In the first quarter of this year, Central Pacific earned $4.6 million after seven straight losing quarters.

"We feel good, but we’re not relaxed," Central Pacific President and CEO John Dean said. "We’ve still got a lot of work to do, but I think putting together two quarters of profitable earnings — and increased earnings — over the prior quarter are all good trends."

Central Pacific, which lost $703 million from 2008 through 2010 largely due to a California loan meltdown, recapitalized itself earlier this year with a $325 million stock sale to private investors and an additional $20 million generated from a shareholder rights offering. The cash infusion was among the final pieces that prompted federal and state regulators to lift an order they placed upon the bank 17 months earlier to improve its capital ratio and other operations.

"We’re back in Hawaii and that’s our focus," Dean said. "We still have assets on the mainland, but our focus is, ‘Let’s get back to our roots, back to the community of Hawaii.’ All the banks are very, very liquid so it’s a very competitive market in Hawaii today for good loan growth."

All banks keep a loan-loss reserve and Central Pacific still has $167 million set aside for future losses. But Central Pacific Chief Credit Officer Bill Wilson said the release of $8.8 million from its reserve last quarter signifies a stabilization of the bank’s credit portfolio "and is indicative of the improving trend relative to our recent history."
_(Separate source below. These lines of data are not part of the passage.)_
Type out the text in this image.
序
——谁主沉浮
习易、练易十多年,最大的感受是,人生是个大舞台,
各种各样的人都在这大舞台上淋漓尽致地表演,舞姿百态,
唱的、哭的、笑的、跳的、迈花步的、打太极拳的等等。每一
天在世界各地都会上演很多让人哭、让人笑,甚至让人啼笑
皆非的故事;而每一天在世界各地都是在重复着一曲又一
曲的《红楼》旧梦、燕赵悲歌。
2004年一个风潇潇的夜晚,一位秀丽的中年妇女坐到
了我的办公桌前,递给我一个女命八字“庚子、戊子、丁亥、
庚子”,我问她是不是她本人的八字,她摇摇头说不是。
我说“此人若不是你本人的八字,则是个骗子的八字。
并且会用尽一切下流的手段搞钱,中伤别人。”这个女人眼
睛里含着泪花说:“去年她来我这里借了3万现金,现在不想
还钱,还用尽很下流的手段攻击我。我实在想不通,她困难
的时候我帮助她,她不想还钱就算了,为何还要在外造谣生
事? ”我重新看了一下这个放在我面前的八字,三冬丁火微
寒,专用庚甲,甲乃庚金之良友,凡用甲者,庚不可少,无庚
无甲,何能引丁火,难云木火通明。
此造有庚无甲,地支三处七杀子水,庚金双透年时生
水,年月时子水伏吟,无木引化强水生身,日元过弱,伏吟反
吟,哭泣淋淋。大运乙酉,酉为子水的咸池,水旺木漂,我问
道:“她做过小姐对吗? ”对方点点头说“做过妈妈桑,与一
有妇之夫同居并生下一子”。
Analyst Joe Gladue of Haverford, Pa.-based B. Riley & Co., said the speed of the bank’s turnaround continues to surprise him.

"They continue to make very rapid progress in reducing their problem assets," he said. "They took a negative provision (taking money out of the reserve) that you don’t see very often. They were very proactive in building up a very large loan-loss reserve."
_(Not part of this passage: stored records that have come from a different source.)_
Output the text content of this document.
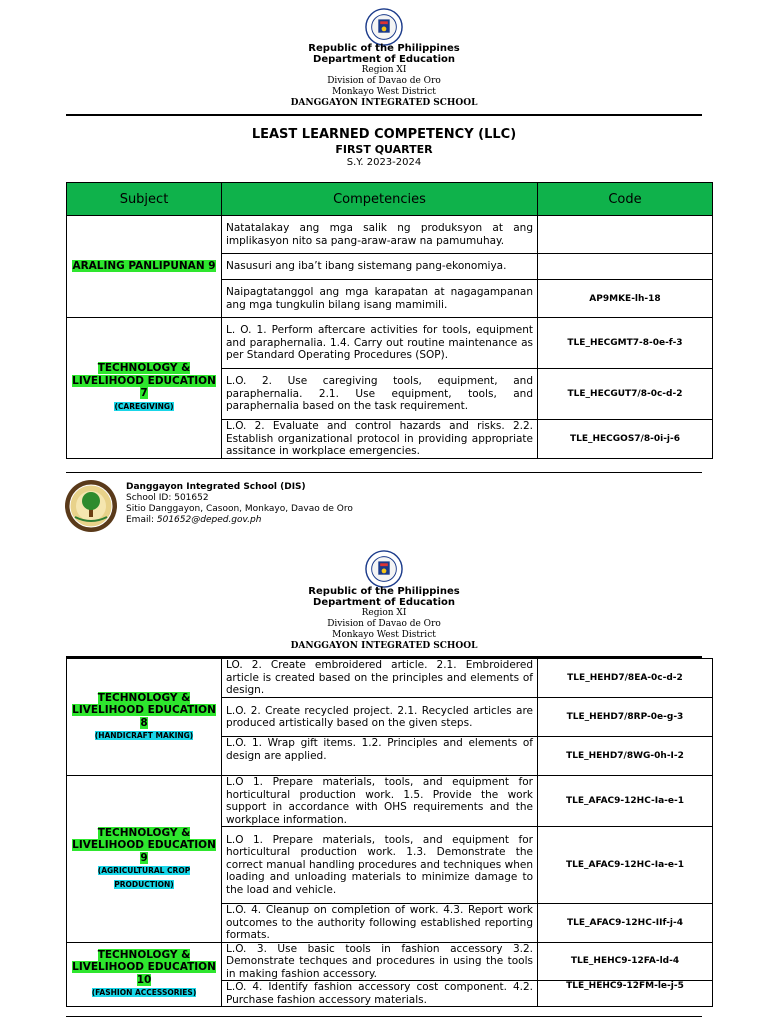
Republic of the Philippines
Department of Education
Region XI
Division of Davao de Oro
Monkayo West District
DANGGAYON INTEGRATED SCHOOL
LEAST LEARNED COMPETENCY (LLC)
FIRST QUARTER
S.Y. 2023-2024
Subject	Competencies	Code
ARALING PANLIPUNAN 9	Natatalakay ang mga salik ng produksyon at ang implikasyon nito sa pang-araw-araw na pamumuhay.	
	Nasusuri ang iba’t ibang sistemang pang-ekonomiya.	
	Naipagtatanggol ang mga karapatan at nagagampanan ang mga tungkulin bilang isang mamimili.	AP9MKE-lh-18
TECHNOLOGY & LIVELIHOOD EDUCATION 7
(CAREGIVING)	L. O. 1. Perform aftercare activities for tools, equipment and paraphernalia. 1.4. Carry out routine maintenance as per Standard Operating Procedures (SOP).	TLE_HECGMT7-8-0e-f-3
	L.O. 2. Use caregiving tools, equipment, and paraphernalia. 2.1. Use equipment, tools, and paraphernalia based on the task requirement.	TLE_HECGUT7/8-0c-d-2
	L.O. 2. Evaluate and control hazards and risks. 2.2. Establish organizational protocol in providing appropriate assitance in workplace emergencies.	TLE_HECGOS7/8-0i-j-6
Danggayon Integrated School (DIS)
School ID: 501652
Sitio Danggayon, Casoon, Monkayo, Davao de Oro
Email: 501652@deped.gov.ph
Republic of the Philippines
Department of Education
Region XI
Division of Davao de Oro
Monkayo West District
DANGGAYON INTEGRATED SCHOOL
TECHNOLOGY & LIVELIHOOD EDUCATION 8
(HANDICRAFT MAKING)	LO. 2. Create embroidered article. 2.1. Embroidered article is created based on the principles and elements of design.	TLE_HEHD7/8EA-0c-d-2
	L.O. 2. Create recycled project. 2.1. Recycled articles are produced artistically based on the given steps.	TLE_HEHD7/8RP-0e-g-3
	L.O. 1. Wrap gift items. 1.2. Principles and elements of design are applied.	TLE_HEHD7/8WG-0h-I-2
TECHNOLOGY & LIVELIHOOD EDUCATION 9
(AGRICULTURAL CROP PRODUCTION)	L.O 1. Prepare materials, tools, and equipment for horticultural production work. 1.5. Provide the work support in accordance with OHS requirements and the workplace information.	TLE_AFAC9-12HC-Ia-e-1
	L.O 1. Prepare materials, tools, and equipment for horticultural production work. 1.3. Demonstrate the correct manual handling procedures and techniques when loading and unloading materials to minimize damage to the load and vehicle.	TLE_AFAC9-12HC-Ia-e-1
	L.O. 4. Cleanup on completion of work. 4.3. Report work outcomes to the authority following established reporting formats.	TLE_AFAC9-12HC-IIf-j-4
TECHNOLOGY & LIVELIHOOD EDUCATION 10
(FASHION ACCESSORIES)	L.O. 3. Use basic tools in fashion accessory 3.2. Demonstrate techques and procedures in using the tools in making fashion accessory.	TLE_HEHC9-12FA-ld-4
	L.O. 4. Identify fashion accessory cost component. 4.2. Purchase fashion accessory materials.	TLE_HEHC9-12FM-le-j-5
Nonperforming assets, or loans delinquent for 90 days or more, fell to $249.3 million last quarter from $284.9 million at the end of the first quarter and $467.2 million as of June 30, 2010.
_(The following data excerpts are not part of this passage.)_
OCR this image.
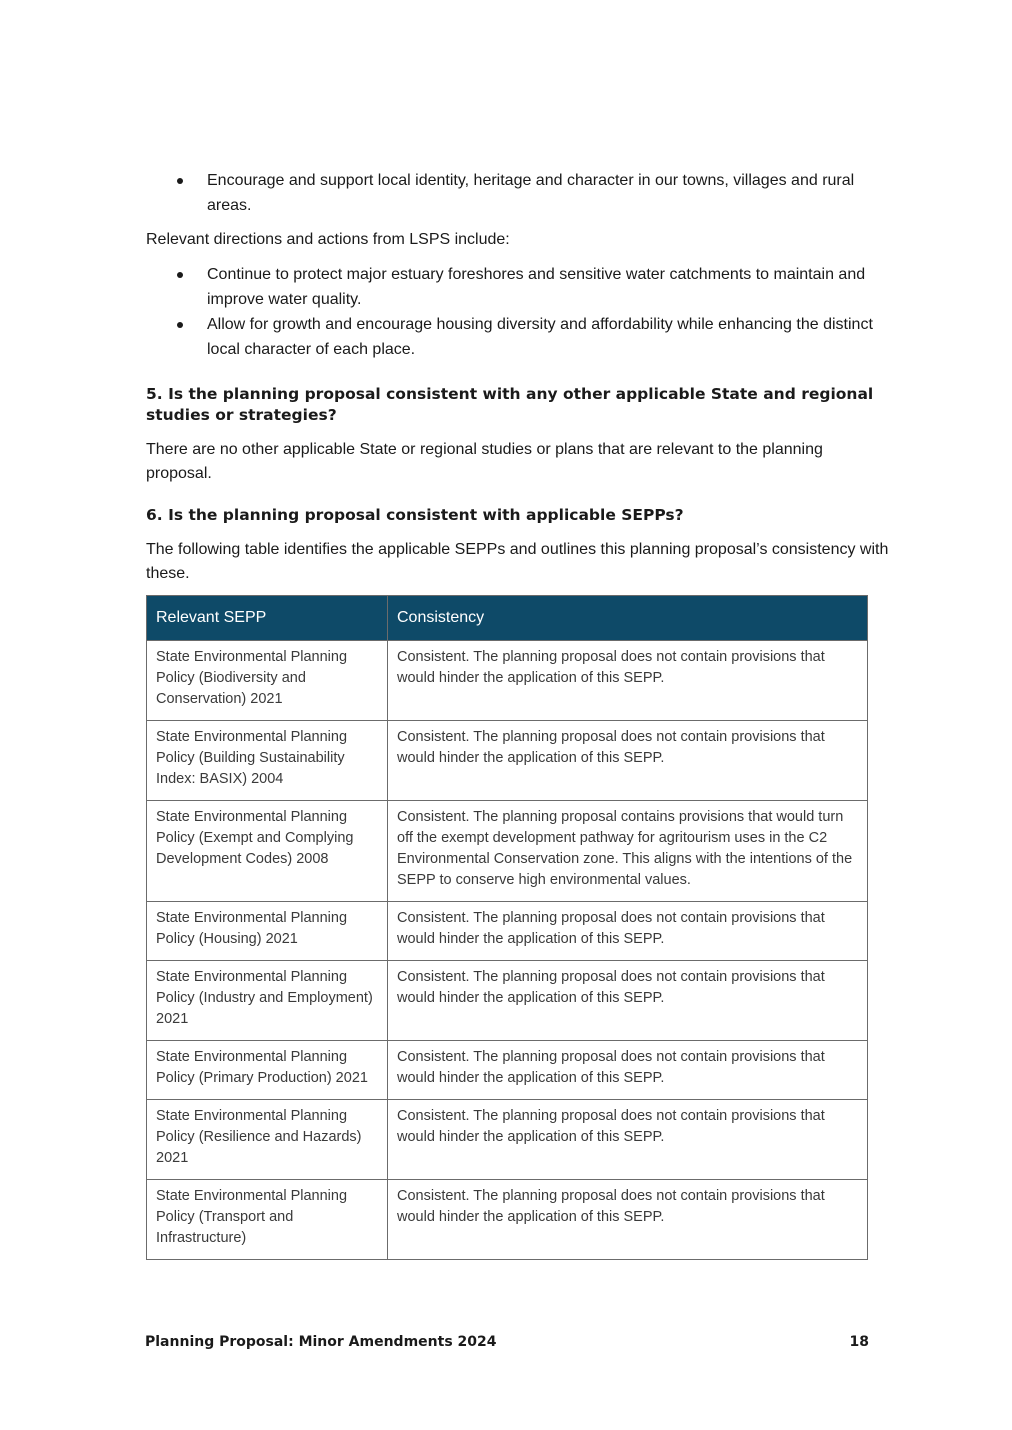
Encourage and support local identity, heritage and character in our towns, villages and rural areas.

Relevant directions and actions from LSPS include:

Continue to protect major estuary foreshores and sensitive water catchments to maintain and improve water quality.
Allow for growth and encourage housing diversity and affordability while enhancing the distinct local character of each place.
5. Is the planning proposal consistent with any other applicable State and regional studies or strategies?

There are no other applicable State or regional studies or plans that are relevant to the planning proposal.

6. Is the planning proposal consistent with applicable SEPPs?

The following table identifies the applicable SEPPs and outlines this planning proposal’s consistency with these.

Relevant SEPP	Consistency
State Environmental Planning Policy (Biodiversity and Conservation) 2021	Consistent. The planning proposal does not contain provisions that would hinder the application of this SEPP.
State Environmental Planning Policy (Building Sustainability Index: BASIX) 2004	Consistent. The planning proposal does not contain provisions that would hinder the application of this SEPP.
State Environmental Planning Policy (Exempt and Complying Development Codes) 2008	Consistent. The planning proposal contains provisions that would turn off the exempt development pathway for agritourism uses in the C2 Environmental Conservation zone. This aligns with the intentions of the SEPP to conserve high environmental values.
State Environmental Planning Policy (Housing) 2021	Consistent. The planning proposal does not contain provisions that would hinder the application of this SEPP.
State Environmental Planning Policy (Industry and Employment) 2021	Consistent. The planning proposal does not contain provisions that would hinder the application of this SEPP.
State Environmental Planning Policy (Primary Production) 2021	Consistent. The planning proposal does not contain provisions that would hinder the application of this SEPP.
State Environmental Planning Policy (Resilience and Hazards) 2021	Consistent. The planning proposal does not contain provisions that would hinder the application of this SEPP.
State Environmental Planning Policy (Transport and Infrastructure)	Consistent. The planning proposal does not contain provisions that would hinder the application of this SEPP.
Planning Proposal: Minor Amendments 2024	18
"We’re cautiously optimistic," Dean said. "The overall improving trends we’re seeing in asset quality is a key driver in terms of nonperforming assets."

The bank’s nonperforming assets at the end of last quarter represented 6 percent of total assets.

"They’ve still got a pretty high level of nonperforming assets," Gladue said. "The 6 percent is still above the industry average of 2.8 percent for small-cap banks for nonperforming assets to total assets."

The bank also reduced its net loan charge-offs to $2.3 million last quarter from $13.3 million in the first quarter and $30.1 million in the year-ago quarter.

Central Pacific ended the quarter with $2 billion in loans and leases, down from $2.1 billion in the first quarter and $2.6 billion a year ago. Its loan portfolio in California represents $300 million of the total loan portfolio. Of that amount, the bank considers about $200 million good quality credits with the remainder being loans that the bank is trying to reduce.

"We were out of the market for almost three years," Dean said. "While we were servicing our clients, we weren’t aggressively pursuing new business relationships. We’re very active today in building a pipeline looking for opportunities, but we recognize it takes time."

He said the bank is seeking to grow its commercial loan portfolio and that on the consumer front it has rolled out a credit line based on homeowner equity.

"That product has done very well, and we’re pleased to see some growth on the retail side in terms of residential mortgage originations," Dean said.

Central Pacific had $4.1 billion in total assets as of June 30, up from $4 billion in the first quarter but down from $4.3 billion in the year-earlier period.

Total deposits rose to $3.2 billion from $3.1 billion in the first quarter and was virtually unchanged from a year ago.

Central Pacific’s stock slipped 11 cents to $13.60 on Tuesday. The earnings were released before the stock market opened.